Definition, Nature and Scope of Administrative law
In the modern times the states have undertaken multifarious functions which traditionally did not come within the areas of its operations, besides the functions relating to the maintenance of law and order , administration of justice , and protection of its people from aggression. The states have taken various schemes of development, planning and welfare activities affecting every walk of human life . In this process enormous powers had to be conferred on the government without which the objectives of welfare state could not have been achieved. Thus administrative law is the by – product of the growing socio – economic functions of the state and increased powers of the government.
Concept and definition of administrative law:
Administrative law is a branch of public law , which is concerned with various powers , duties, rights , and liabilities of the various organs of government which are engaged in public administration.
Definition : Various attempts have been made to provide a definite definition, but none turned out to be satisfactory.
As per Austin “Administrative law is as to determine the ends to and the modes in which the sovereign powers shall be exercised.
They shall be exercised :
A) Directly by the monarch of sovereign member ;
B) Directly by the he subordinate political superiors to whom portions of those are delegated or committed in trust .
According to Jennings ‘ Administrative law means a law relating to the administration, powers and duties of the administrative authorities.
Nature of Administrative law
Administrative law is a law in the real sense. But it is not a law like the “property law , land laws, labour laws”etc.It includes the study of something which may not be termed as a law in the true sense if the term such as administrative circular, policy statement resolutions , memorandum , administrative circular, policy statement etc .Besides this , it includes with its study “higher law ; natural justice.
Administrative law is a branch of public law in contradiction with a private law which deals with the relationship of individual inter se. Thus administrative law primarily deals with the relationship of individual and the organized power.
Further , administrative law deals , with the Organisation and powers of administrative and quasi – administrative agencies. This stress on the study of Organisation is only to the extent that it is necessary to under the powers , characteristic of actions , procedure for the exercise of those powers and control mechanism provided therein.
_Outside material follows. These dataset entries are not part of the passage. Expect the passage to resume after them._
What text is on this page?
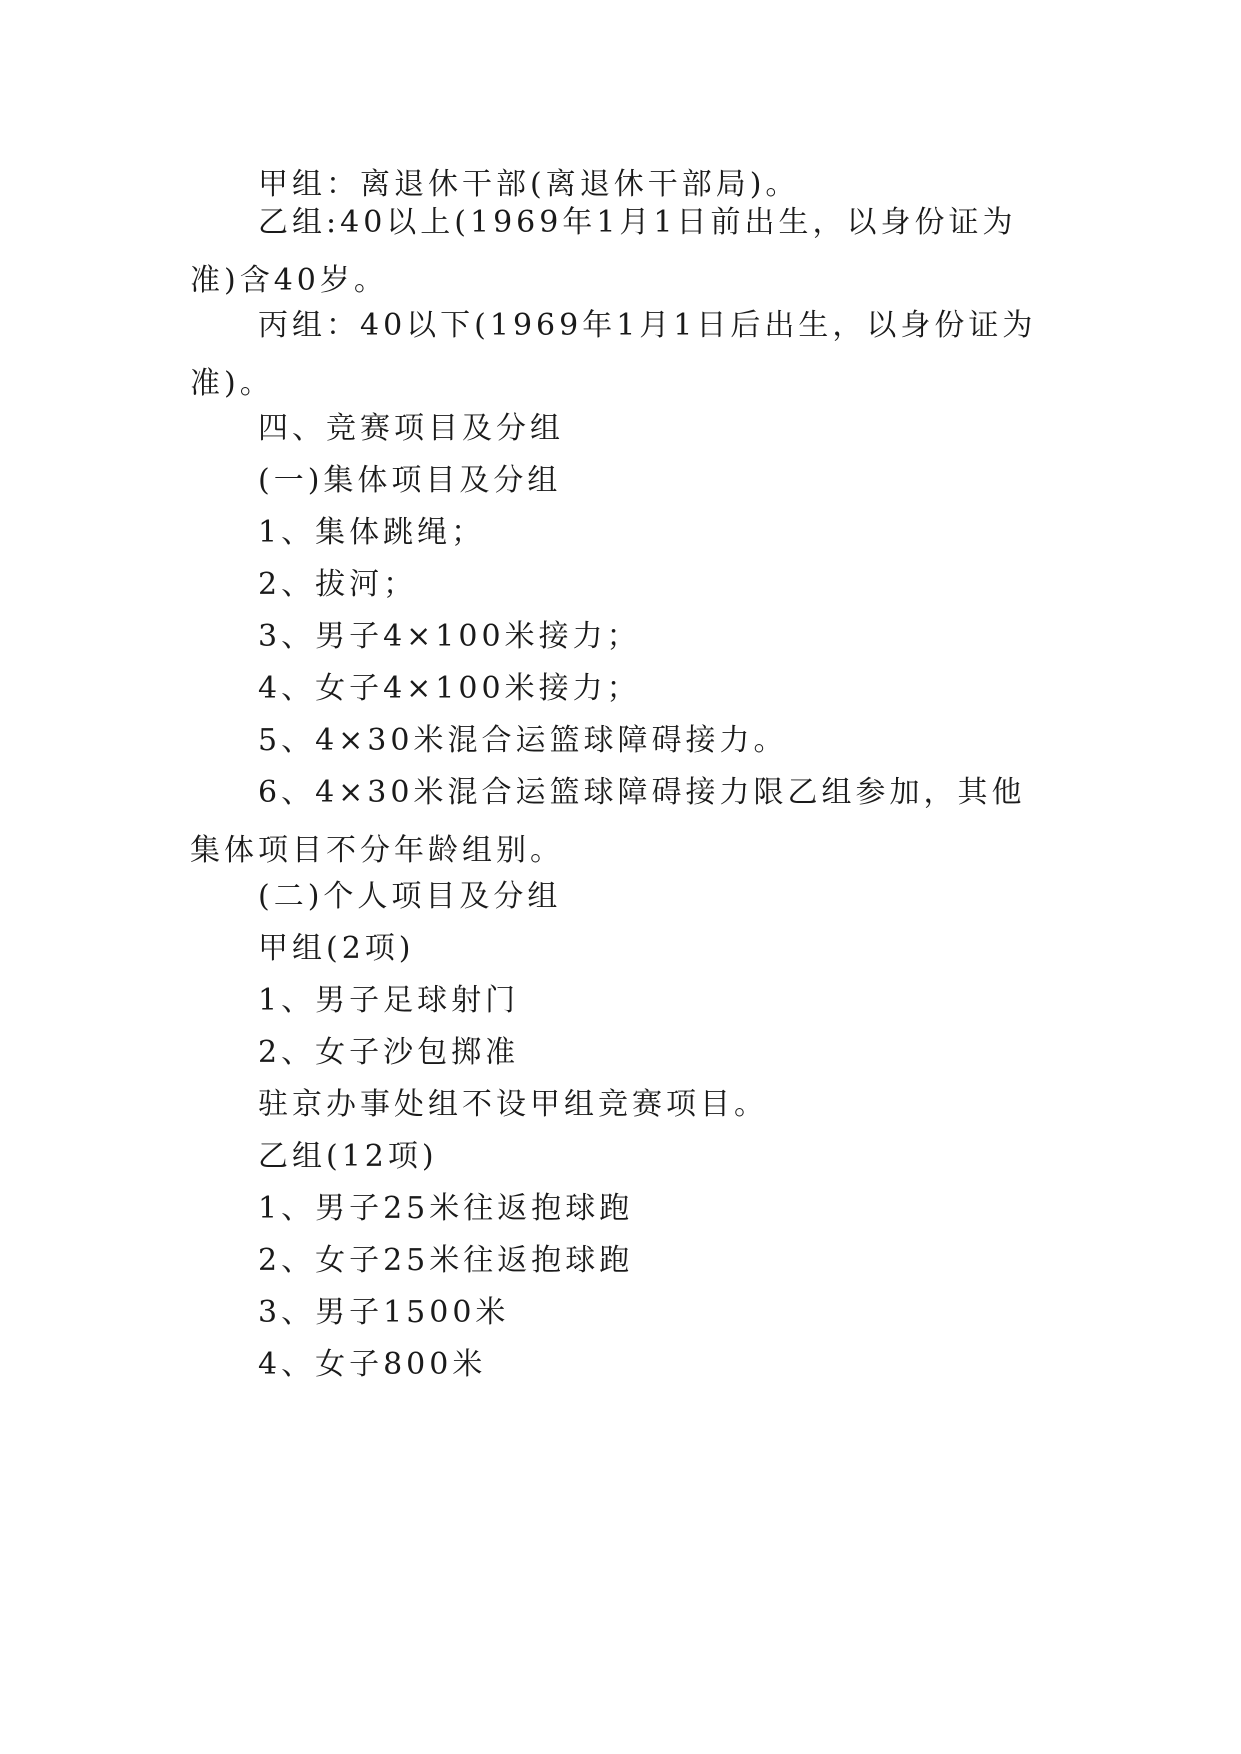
甲组：离退休干部(离退休干部局)。

乙组:40以上(1969年1月1日前出生，以身份证为准)含40岁。

丙组：40以下(1969年1月1日后出生，以身份证为准)。

四、竞赛项目及分组

(一)集体项目及分组

1、集体跳绳；

2、拔河；

3、男子4×100米接力；

4、女子4×100米接力；

5、4×30米混合运篮球障碍接力。

6、4×30米混合运篮球障碍接力限乙组参加，其他集体项目不分年龄组别。

(二)个人项目及分组

甲组(2项)

1、男子足球射门

2、女子沙包掷准

驻京办事处组不设甲组竞赛项目。

乙组(12项)

1、男子25米往返抱球跑

2、女子25米往返抱球跑

3、男子1500米

4、女子800米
Thus it’s study includes not only administrative agencies . The stress on the study of Organisation is only to the extent that it is necessary to understand the powers and control mechanism provided therein . Thus it’s study includes not only administrative agencies such as corporations ; but boards , Universities and other institutions. Administrative law includes the study of the existing principles and also of the development of certain new principles which administrative and quasi administrative agencies must follow while exercising their powers in relation to individual i.e. principles of natural justice, reasonableness and fairness.
In India , administrative law is basically and wholly remains a judge made lawn and thus suffers from the facilities band benefits from the strength of judicial law making .
Scope of administrative law :
Administrative law primarily concerns itself with the official action may be :
A) Rule making action ,
B) Rule decision action or adjudicatory action
C) Rule application action
Besides the main action the actions which are incidental to the main actions are also covered within the study .such incidental actions may be investigatory , supervisory , advisory , declaratory etc.
Administrative law also includes within its scope the control mechanism by which the administrative agencies are kept within the bounds and made effectively in the service of the individuals. This control mechanism is technically called the review process.
The following administrative actions are within its scope –
1) Courts exercising with jurisdiction through writs of habeas corpus , mandamus , certiorari, prohibition ,
2) courts exercising ordinary judicial powers through suits, injunction and declaratory actions .
3) Higher administrative authorities.
4) Public opinion and mass media in the 20th century is also an important control on any administration which cannot be ignored.
5) Easy access to justice also provides an effective check on bureaucratic adventurism in the exercise of public power.
6) The task of administrative law is to reconcile , in the field of administrative action , democratic safeguards and standards of fair play with the effective conduct of government.
Prof K.C Davies expresses “ Administrative law , as the term suggests limited to law concerning powers, procedures of administrative agencies including especially the law governing judicial review of administrative actions. It does not include the enormous mass of substantive law produced by the agencies much of which is beyond the understanding of lawyers as such.